Erstellt am: 27. 4. 2011 - 13:21 Uhr
Manchmal ist der Hund drin
Ich frage mich immer, ob zugewanderte Haustiere auch Schwierigkeiten mit der Integration haben. Kommunizieren sie mit ihren Artgenossen in einer gemeinsamen Sprache, oder müssen sie sich wie ihre Eigentümer an das neue Land anpassen? Wenn ich mir Axel, den Hund meines Freundes Peter so anschaue, ist er auf jeden Fall ein sehr gut integrierter Hund. Der Rottweiler-Mischling wurde in der kleinen bulgarischen Stadt Gabrovo geboren. Seine Mutter war ein reinrassiger Rottweiler mit mehreren tapferen Wach- und Polizeihunden im Stammbaum.
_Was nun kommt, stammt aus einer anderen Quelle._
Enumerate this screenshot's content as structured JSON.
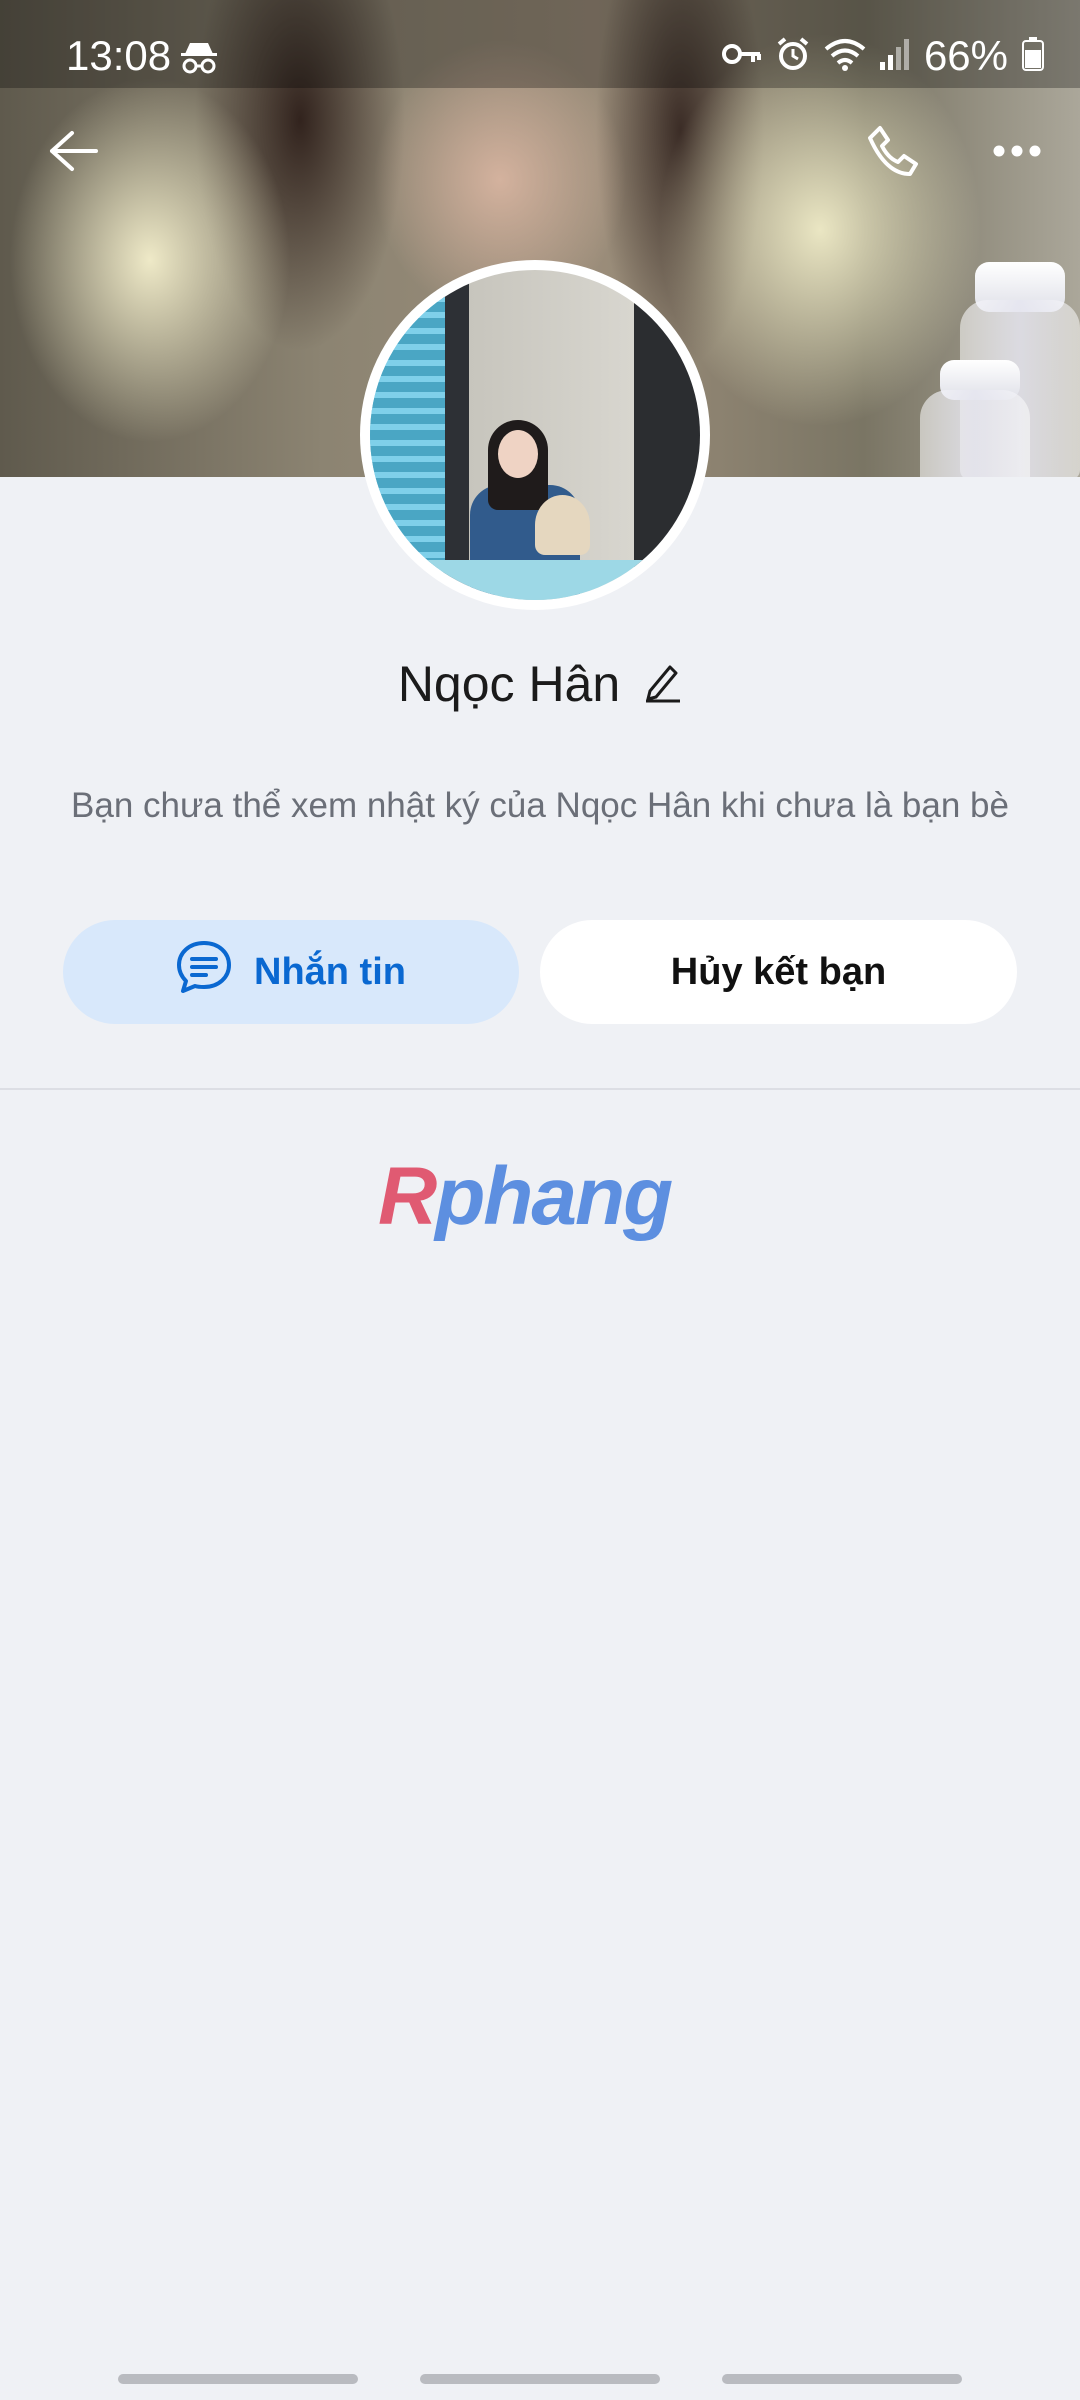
{
  "status_bar": {
    "time": "13:08",
    "battery": "66%",
    "icons": [
      "incognito-icon",
      "key-icon",
      "alarm-icon",
      "wifi-icon",
      "signal-icon",
      "battery-icon"
    ]
  },
  "header": {
    "back_icon": "back-arrow-icon",
    "call_icon": "phone-icon",
    "more_icon": "more-icon"
  },
  "profile": {
    "name": "Nqọc Hân",
    "notice": "Bạn chưa thể xem nhật ký của Nqọc Hân khi chưa là bạn bè"
  },
  "actions": {
    "message_label": "Nhắn tin",
    "unfriend_label": "Hủy kết bạn"
  },
  "colors": {
    "accent": "#0a68d1",
    "message_bg": "#d8e8fb",
    "page_bg": "#eff1f5"
  }
}
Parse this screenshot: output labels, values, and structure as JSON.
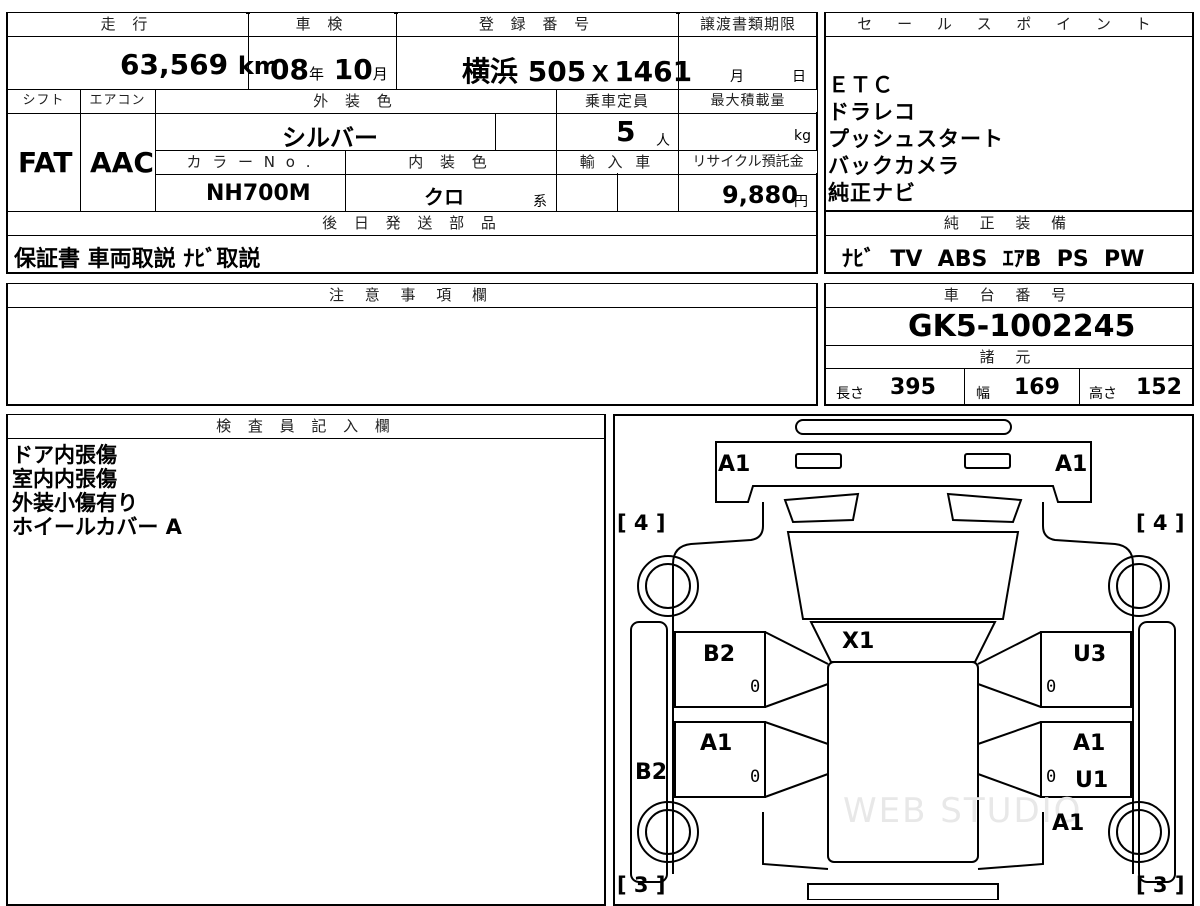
{
  "vehicle": {
    "headers": {
      "mileage": "走 行",
      "inspection": "車 検",
      "registration": "登 録 番 号",
      "transfer_deadline": "譲渡書類期限",
      "shift": "シフト",
      "aircon": "エアコン",
      "exterior_color": "外 装 色",
      "capacity": "乗車定員",
      "max_load": "最大積載量",
      "color_no": "カ ラ ー N o .",
      "interior_color": "内 装 色",
      "import": "輸 入 車",
      "recycle": "リサイクル預託金",
      "later_parts": "後 日 発 送 部 品"
    },
    "mileage_value": "63,569",
    "mileage_unit": "km",
    "inspection_year": "08",
    "inspection_year_unit": "年",
    "inspection_month": "10",
    "inspection_month_unit": "月",
    "registration_value": "横浜 505ｘ1461",
    "transfer_month_unit": "月",
    "transfer_day_unit": "日",
    "shift_value": "FAT",
    "aircon_value": "AAC",
    "exterior_color_value": "シルバー",
    "capacity_value": "5",
    "capacity_unit": "人",
    "max_load_unit": "kg",
    "color_no_value": "NH700M",
    "interior_color_value": "クロ",
    "interior_color_suffix": "系",
    "recycle_value": "9,880",
    "recycle_unit": "円",
    "later_parts_value": "保証書 車両取説 ﾅﾋﾞ取説"
  },
  "sales_points": {
    "header": "セ ー ル ス ポ イ ン ト",
    "items": [
      "ＥＴＣ",
      "ドラレコ",
      "プッシュスタート",
      "バックカメラ",
      "純正ナビ"
    ]
  },
  "equipment": {
    "header": "純 正 装 備",
    "value": "ﾅﾋﾞ  TV  ABS  ｴｱB  PS  PW"
  },
  "notes": {
    "header": "注 意 事 項 欄"
  },
  "chassis": {
    "header": "車 台 番 号",
    "value": "GK5-1002245"
  },
  "specs": {
    "header": "諸 元",
    "length_label": "長さ",
    "length_value": "395",
    "width_label": "幅",
    "width_value": "169",
    "height_label": "高さ",
    "height_value": "152"
  },
  "inspector": {
    "header": "検 査 員 記 入 欄",
    "lines": [
      "ドア内張傷",
      "室内内張傷",
      "外装小傷有り",
      "ホイールカバー A"
    ]
  },
  "diagram": {
    "labels": {
      "front_left": "A1",
      "front_right": "A1",
      "tire_fl": "[ 4 ]",
      "tire_fr": "[ 4 ]",
      "tire_rl": "[ 3 ]",
      "tire_rr": "[ 3 ]",
      "windshield": "X1",
      "left_front_door": "B2",
      "left_rear_door": "A1",
      "left_side": "B2",
      "right_front_door": "U3",
      "right_rear_door": "A1",
      "right_rear_door_2": "U1",
      "right_rear_quarter": "A1",
      "zero": "0"
    },
    "watermark": "WEB STUDIO"
  }
}
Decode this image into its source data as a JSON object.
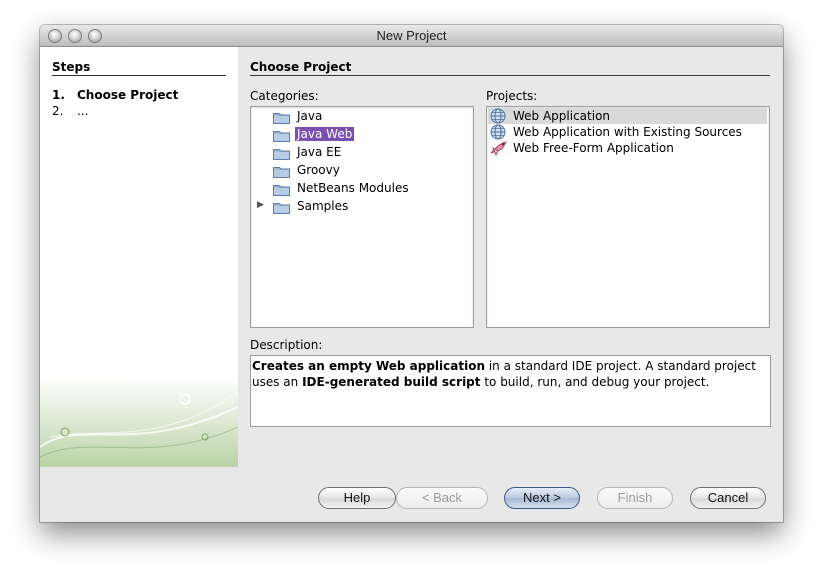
{
  "window": {
    "title": "New Project"
  },
  "steps": {
    "heading": "Steps",
    "items": [
      {
        "number": "1.",
        "label": "Choose Project"
      },
      {
        "number": "2.",
        "label": "..."
      }
    ]
  },
  "main": {
    "heading": "Choose Project",
    "categories_label": "Categories:",
    "projects_label": "Projects:",
    "description_label": "Description:"
  },
  "categories": [
    {
      "label": "Java",
      "selected": false,
      "expandable": false
    },
    {
      "label": "Java Web",
      "selected": true,
      "expandable": false
    },
    {
      "label": "Java EE",
      "selected": false,
      "expandable": false
    },
    {
      "label": "Groovy",
      "selected": false,
      "expandable": false
    },
    {
      "label": "NetBeans Modules",
      "selected": false,
      "expandable": false
    },
    {
      "label": "Samples",
      "selected": false,
      "expandable": true
    }
  ],
  "projects": [
    {
      "label": "Web Application",
      "icon": "globe-icon",
      "selected": true
    },
    {
      "label": "Web Application with Existing Sources",
      "icon": "globe-icon",
      "selected": false
    },
    {
      "label": "Web Free-Form Application",
      "icon": "freeform-project-icon",
      "selected": false
    }
  ],
  "description": {
    "part1_bold": "Creates an empty Web application",
    "part2": " in a standard IDE project. A standard project uses an ",
    "part3_bold": "IDE-generated build script",
    "part4": " to build, run, and debug your project."
  },
  "buttons": {
    "help": "Help",
    "back": "< Back",
    "next": "Next >",
    "finish": "Finish",
    "cancel": "Cancel"
  },
  "colors": {
    "selection": "#7b4fb0",
    "project_selection": "#d9d9d9",
    "window_bg": "#e8e8e8"
  }
}
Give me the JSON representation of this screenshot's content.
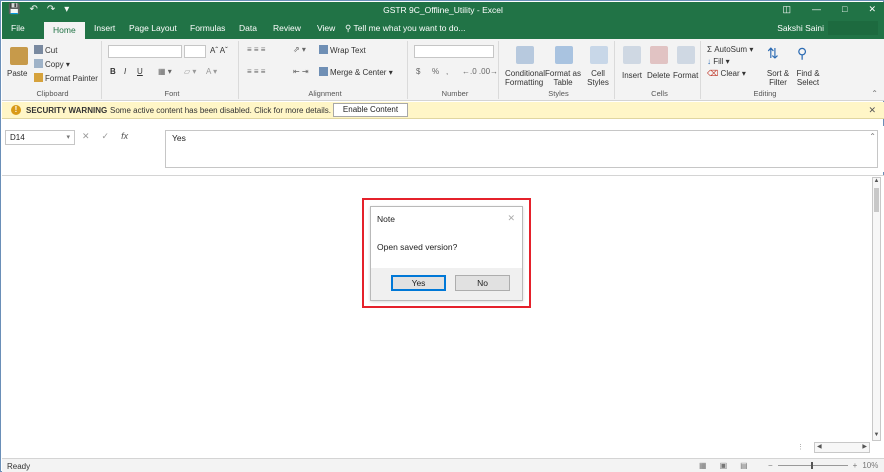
{
  "window": {
    "title": "GSTR 9C_Offline_Utility - Excel",
    "qat": [
      "save-icon",
      "undo-icon",
      "redo-icon",
      "customize-icon"
    ],
    "controls": [
      "ribbon-display-icon",
      "minimize-icon",
      "maximize-icon",
      "close-icon"
    ]
  },
  "tabs": [
    "File",
    "Home",
    "Insert",
    "Page Layout",
    "Formulas",
    "Data",
    "Review",
    "View"
  ],
  "active_tab": "Home",
  "tellme": "Tell me what you want to do...",
  "user": "Sakshi Saini",
  "ribbon": {
    "clipboard": {
      "label": "Clipboard",
      "paste": "Paste",
      "cut": "Cut",
      "copy": "Copy",
      "format_painter": "Format Painter"
    },
    "font": {
      "label": "Font",
      "font_name": "",
      "font_size": "",
      "bold": "B",
      "italic": "I",
      "underline": "U"
    },
    "alignment": {
      "label": "Alignment",
      "wrap_text": "Wrap Text",
      "merge_center": "Merge & Center"
    },
    "number": {
      "label": "Number",
      "format": "",
      "currency": "$",
      "percent": "%",
      "comma": ","
    },
    "styles": {
      "label": "Styles",
      "conditional": "Conditional Formatting",
      "format_table": "Format as Table",
      "cell_styles": "Cell Styles"
    },
    "cells": {
      "label": "Cells",
      "insert": "Insert",
      "delete": "Delete",
      "format": "Format"
    },
    "editing": {
      "label": "Editing",
      "autosum": "AutoSum",
      "fill": "Fill",
      "clear": "Clear",
      "sort_filter": "Sort & Filter",
      "find_select": "Find & Select"
    }
  },
  "security_bar": {
    "title": "SECURITY WARNING",
    "message": "Some active content has been disabled. Click for more details.",
    "button": "Enable Content"
  },
  "formula_bar": {
    "name_box": "D14",
    "fx": "fx",
    "value": "Yes"
  },
  "dialog": {
    "title": "Note",
    "message": "Open saved version?",
    "yes": "Yes",
    "no": "No"
  },
  "status": {
    "ready": "Ready",
    "zoom": "10%"
  },
  "colors": {
    "excel_green": "#217346",
    "warning_bg": "#fff6c7",
    "highlight": "#e5212b"
  }
}
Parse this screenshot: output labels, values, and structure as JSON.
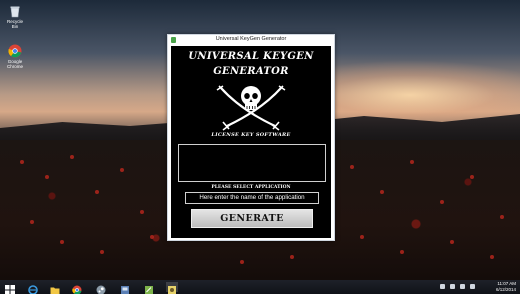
{
  "desktop": {
    "icons": [
      {
        "name": "recycle-bin",
        "label": "Recycle Bin"
      },
      {
        "name": "chrome",
        "label": "Google Chrome"
      }
    ]
  },
  "window": {
    "title": "Universal KeyGen Generator",
    "heading_line1": "UNIVERSAL KEYGEN",
    "heading_line2": "GENERATOR",
    "subheading": "LICENSE KEY SOFTWARE",
    "key_output": "",
    "select_label": "PLEASE SELECT APPLICATION",
    "app_input_value": "Here enter the name of the application",
    "generate_label": "GENERATE"
  },
  "taskbar": {
    "apps": [
      "start",
      "ie",
      "explorer",
      "chrome",
      "steam",
      "network",
      "notepad",
      "keygen"
    ],
    "time": "11:07 AM",
    "date": "6/12/2014"
  },
  "colors": {
    "window_bg": "#000000",
    "button_bg": "#cccccc",
    "text": "#ffffff"
  }
}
Der Vater war ein schmutziger Straßenhund, der hinter einer Fleischerei wohnte und Wasser aus Pfützen trank. Hunde tun sich leichter, wenn es darum geht, soziale Unterschiede in Beziehungen zu überwinden. Das Drama, das durch diese ungleiche Beziehung entstand, traf die Besitzer der reinrassigen Hündin. Sie wussten nicht, was sie mit den Mischlingswelpen, die keiner haben wollte, anstellen sollten. Also warfen sie diese in einen Fluss. Einer hatte Glück und entkam den Strömungen der durch Gabrovo fließenden Jantra. Mein Freund Peter fand ihn und nahm ihn mit nach Wien.
Peter arbeitete als Pizzalieferant und wohnte in einer winzigen Wohnung, die seine Freunde schlicht "Streichholzschachtel" nannten. Zusammen mit seiner Schwester und noch drei anderen Menschen hauste er auf vierzig Quadratmetern nahe der Donau. Ob des geringen Platzangebotes war ich sehr überrascht, als ich Peter besucht habe und einen schwarzen Hund friedlich in der Ecke schlafen sah. Axel hieß der Hund. Nicht Scharo, der gewöhnlichste Name für einen Hund in Bulgarien, sondern Axel, weil er jetzt in Österreich lebte.
Axel war anpassungsfähig - er jagte seinem Stöckchen auf der Donauinsel hinterher, wie seine rein österreichischen Hundebrüder. Er machte immer Platz in der U-Bahn, wenn eine alte Frau einstieg. Wenn man Axel bellen hörte, konnte man fast das deutsche "Wuff-Wuff" hören, anstatt des bulgarischen "Bau-Bau". Überhaupt ließ sich Axel seine Balkanherkunft niemals anmerken.
Axel wuchs und Peter wurde älter. Sie gingen immer zusammen an der Donau spazieren. Dort begegneten sie eines Tages Christina und Honey. Christina ist halb Amerikanerin, halb Österreicherin mit wunderschönen blonden Haaren und blauen Augen. Honey ist ein King-Charles-Spaniel, also ein Taschenhund. Wenn man ihn sieht, fragt man sich, ob er batteriebetrieben ist. Es war Liebe auf den ersten Blick, sowohl für Peter als auch für Axel.
Viele Sachen in unserem Leben passieren schneller, als man sie begreifen kann. Wenig später waren Peter und Christina verheiratet. Die Liebe zwischen Axel und Honey war aber verdammt. Sie schauten sich immer verliebt an, genau wie ihre Besitzer, der Hund von Peter war aber einfach zu groß und der von Christina zu klein. Eine sexuelle Beziehung war rein anatomisch nicht möglich. Kurz danach zogen Peter, Christina und Honey nach Amerika. Für Axel gab es vorerst keinen Platz. Er musste nach Gabrovo zurück, später sollte er vielleicht nachkommen.
Zwei Monate danach starb Axel. Ich weiß nicht, ob es an seinem gebrochenen Herzen lag oder an seiner Sehnsucht bei dem Gedanken an die schönen Stunden auf der Donauinsel. Vielleicht konnte er als Mitteleuropäer gar nicht mit den unerzogenen Hunden in Bulgarien zurechtkommen. Wahrscheinlich lag es aber an dem harten Hundefutter, das er von Peters Großeltern bekam.